In the report, one of the organisers of these dinners, whose identity has yet to be confirmed, claims that ministers are present during these meals, which cost between 160 and 490 euros per person.
Pierre-Jean Chalençon, the owner of the Palais Vivienne venue in central Paris, and now identified as the "anonymous source" which informed M6 that government ministers were among those participating in the illegal dinner parties, has since explained that he was joking. He now admits that no ministers were present.
In the footage, filmed with a hidden camera in a place described as "a clandestine restaurant located in an upper class" districts of the capital, it is possible to distinguish participants and waiters who are not wearing masks and do not respect social distancing.
M6 also obtained footage of a paying party, where dozens of guests appear without masks, some kissing, before sharing caviar and champagne.
These facts have not been verified, but they are already causing indignation, while restaurants remain closed as part of the effort to curb the Covid-19 epidemic, and their customers must settle for take-away sales.
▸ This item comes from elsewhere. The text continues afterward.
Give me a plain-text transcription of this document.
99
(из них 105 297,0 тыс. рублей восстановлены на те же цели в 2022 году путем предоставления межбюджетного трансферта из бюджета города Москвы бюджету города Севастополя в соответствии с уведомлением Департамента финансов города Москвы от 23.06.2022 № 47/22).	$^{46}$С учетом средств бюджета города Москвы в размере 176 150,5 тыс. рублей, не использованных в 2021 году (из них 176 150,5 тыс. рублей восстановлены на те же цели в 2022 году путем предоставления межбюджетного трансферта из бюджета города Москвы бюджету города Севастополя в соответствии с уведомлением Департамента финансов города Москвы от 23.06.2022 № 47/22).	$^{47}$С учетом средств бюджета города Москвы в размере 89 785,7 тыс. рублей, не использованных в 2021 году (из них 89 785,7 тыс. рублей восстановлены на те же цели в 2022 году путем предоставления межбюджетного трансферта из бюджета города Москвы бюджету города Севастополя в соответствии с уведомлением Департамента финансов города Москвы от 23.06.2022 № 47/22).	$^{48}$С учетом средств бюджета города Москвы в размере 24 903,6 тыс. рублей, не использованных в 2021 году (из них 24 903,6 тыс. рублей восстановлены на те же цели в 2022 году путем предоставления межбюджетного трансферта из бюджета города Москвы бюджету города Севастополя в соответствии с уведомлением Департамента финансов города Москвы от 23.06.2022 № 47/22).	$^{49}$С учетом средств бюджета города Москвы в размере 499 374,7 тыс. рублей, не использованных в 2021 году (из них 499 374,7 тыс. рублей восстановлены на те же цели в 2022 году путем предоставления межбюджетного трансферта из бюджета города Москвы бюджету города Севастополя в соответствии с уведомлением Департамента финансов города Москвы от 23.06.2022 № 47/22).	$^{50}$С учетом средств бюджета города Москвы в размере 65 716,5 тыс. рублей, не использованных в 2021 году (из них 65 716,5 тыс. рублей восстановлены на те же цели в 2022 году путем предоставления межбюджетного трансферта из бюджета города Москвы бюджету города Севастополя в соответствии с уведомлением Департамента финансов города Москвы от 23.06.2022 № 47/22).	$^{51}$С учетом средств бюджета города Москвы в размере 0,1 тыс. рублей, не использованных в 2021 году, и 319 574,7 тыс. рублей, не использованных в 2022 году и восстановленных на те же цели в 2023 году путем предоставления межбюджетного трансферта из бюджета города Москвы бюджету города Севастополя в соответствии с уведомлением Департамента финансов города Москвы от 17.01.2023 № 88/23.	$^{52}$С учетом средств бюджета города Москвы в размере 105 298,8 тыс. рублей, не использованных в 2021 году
The Paris police prefecture has opened an investigation at the request of Interior Minister Gérald Darmanin.
"Following the M6 report, I asked the Prefect of Police to check the accuracy of the facts reported and, if they are verified, to prosecute the organisers and participants of these clandestine dinners," the interior minister said on Twitter on Sunday.
"There is no such thing as a free pass for ministers," said the Minister of Economy and Finance, Bruno Le Maire, speaking on RTL radio.
"There are journalistic investigations that show that there are clandestine restaurants, and all this information must be passed on to the police so that they can be closed down," reacted Marlène Schiappa, the Minister for Citizenship on Europe 1 radio.
A wish shared by a number of users of the social network Twitter, who posted the hashtag #OnVeutLesNoms or #WeWantNames.
The police have also been asked to crackdown on large outdoor gatherings which flout the Covid restrictions.
For example, on Saturday, 150 gathered for a party in a disused hangar in Fuveau in the south of France, near Aix-en-Provence. Police broke up the party and imposed fines.
Earlier in the week, police were called to break up a group of 200 to 300 people gathered on the riverside in Lyon, most of the participants students aged between 15 and 25. The organisers are expected at a court hearing later this month.